Nowadays the scientific community has access to many on-line bioinformatics resources. This number grows exponentially day by day. In biomedical research, the scientific community has access to more and more resources generated by researchers - databases, software, multiple resources, which should speed up scientific progress. Discovering, locating and learning how to use new applications has a cost - especially in terms of time - that most researchers cannot afford. For this reason, existing resources need to be organized to make these search tasks as straightforward as possible.
Led by Professor Víctor Maojo, a team of researchers from the GIB at the UPM's Facultad de Inform´tica - Guillermo de la Calle, Miguel García-Remesal, Diana de la Iglesia and Stefano Chiesa - have developed an innovative methodology designed to discover, retrieve and automatically classify bioinformatic resources from specialized scientific literature. The developed index of resources is freely available via the web application hosted at the server.
The methodology is based on natural language processing and artificial intelligence techniques used to retrieve and automatically classify key information contained in scientific articles, primarily abstracts. Each article is analysed morphologically, syntactically and semantically in search of a series of set patterns that are able to automatically identify the names, functionality, access URL and, in some cases, the resource inputs and outputs without user intervention.
Additionally, the resources are classified by two dimensions: (i) the application domain, e.g. DNA or proteins, and (ii) the category (functionality/type) of the resource, e.g. alignment, database or annotation. For the purposes of classification, the application uses a taxonomy of domains and categories specially designed for this purpose and based on other existing taxonomies, for example, BLD - Bioinformatics Links Directory.
To validate the methodology, the UPM group ran a preliminary experiment on 400 articles indexed in the ISI Web of Knowledge. A search was run with the "bioinformatics resources" string and selected the top 392 most relevant articles by impact factor. The others articles were unrelated to bioinformatics resources and were entered as a control group to verify method robustness. A total of 376 names of resources were automatically retrieved from the above set of resources. This amounts to a success rate of almost 95 percent.
Additionally, a web services-based web application has been built for the scientific community to use to access the index and search resources by name, category and domain. The key advantage of this method over existing resource indexes is that it is automatically created and updated. As it is a general-purpose methodology, it is being applied as part of the European ACTION-Grid project, the first European Grid Computing, Biomedical Informatics and Nano-informatics Initiative, co-ordinated by Professor Víctor Maojo.

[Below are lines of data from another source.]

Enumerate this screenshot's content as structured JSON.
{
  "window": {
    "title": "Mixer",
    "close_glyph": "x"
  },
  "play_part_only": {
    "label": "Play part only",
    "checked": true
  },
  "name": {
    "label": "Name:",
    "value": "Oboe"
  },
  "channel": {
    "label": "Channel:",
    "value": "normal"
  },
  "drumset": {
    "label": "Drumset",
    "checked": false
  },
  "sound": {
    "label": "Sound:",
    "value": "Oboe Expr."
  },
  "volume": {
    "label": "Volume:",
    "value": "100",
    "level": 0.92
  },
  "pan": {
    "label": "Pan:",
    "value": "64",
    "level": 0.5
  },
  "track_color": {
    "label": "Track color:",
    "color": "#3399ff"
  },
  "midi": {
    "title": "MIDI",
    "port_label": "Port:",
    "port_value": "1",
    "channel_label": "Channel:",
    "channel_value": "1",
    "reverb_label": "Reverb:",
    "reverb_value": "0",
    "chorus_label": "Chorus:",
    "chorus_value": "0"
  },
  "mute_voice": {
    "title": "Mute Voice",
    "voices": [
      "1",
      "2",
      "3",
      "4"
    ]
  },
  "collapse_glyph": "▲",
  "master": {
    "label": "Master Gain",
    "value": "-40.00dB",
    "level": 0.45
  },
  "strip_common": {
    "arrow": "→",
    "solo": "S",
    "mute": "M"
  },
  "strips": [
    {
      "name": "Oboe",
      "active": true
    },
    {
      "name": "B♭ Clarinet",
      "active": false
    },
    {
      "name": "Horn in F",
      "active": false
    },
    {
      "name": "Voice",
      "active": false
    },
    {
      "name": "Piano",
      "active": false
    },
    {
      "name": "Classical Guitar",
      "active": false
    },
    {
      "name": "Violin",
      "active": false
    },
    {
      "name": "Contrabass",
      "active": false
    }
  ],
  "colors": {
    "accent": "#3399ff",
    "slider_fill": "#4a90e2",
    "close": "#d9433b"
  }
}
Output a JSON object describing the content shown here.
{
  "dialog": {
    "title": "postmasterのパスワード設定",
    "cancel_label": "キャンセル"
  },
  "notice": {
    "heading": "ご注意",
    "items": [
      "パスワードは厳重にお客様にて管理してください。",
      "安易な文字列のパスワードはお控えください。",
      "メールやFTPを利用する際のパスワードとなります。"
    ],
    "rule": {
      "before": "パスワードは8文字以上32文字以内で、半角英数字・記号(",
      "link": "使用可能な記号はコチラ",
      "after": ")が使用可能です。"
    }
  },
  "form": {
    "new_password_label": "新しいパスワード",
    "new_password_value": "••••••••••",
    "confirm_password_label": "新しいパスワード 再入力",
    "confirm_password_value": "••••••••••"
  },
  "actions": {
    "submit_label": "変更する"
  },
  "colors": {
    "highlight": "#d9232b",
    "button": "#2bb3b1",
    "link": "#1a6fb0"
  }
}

Both the methodology and the results were published in sector congresses and journals, like BMC Bioinformatics by Guillermo de la Calle, Miguel García-Remesal, Stefano Chiesa, Diana de la Iglesia and Víctor Maojo. The paper is titled "BIRI: a new approach for automatically discovering and indexing available public bioinformatics resources from the literature". It has been published in BMC Bioinformatics 2009, 10:320doi:10.1186/1471-2105-10-320.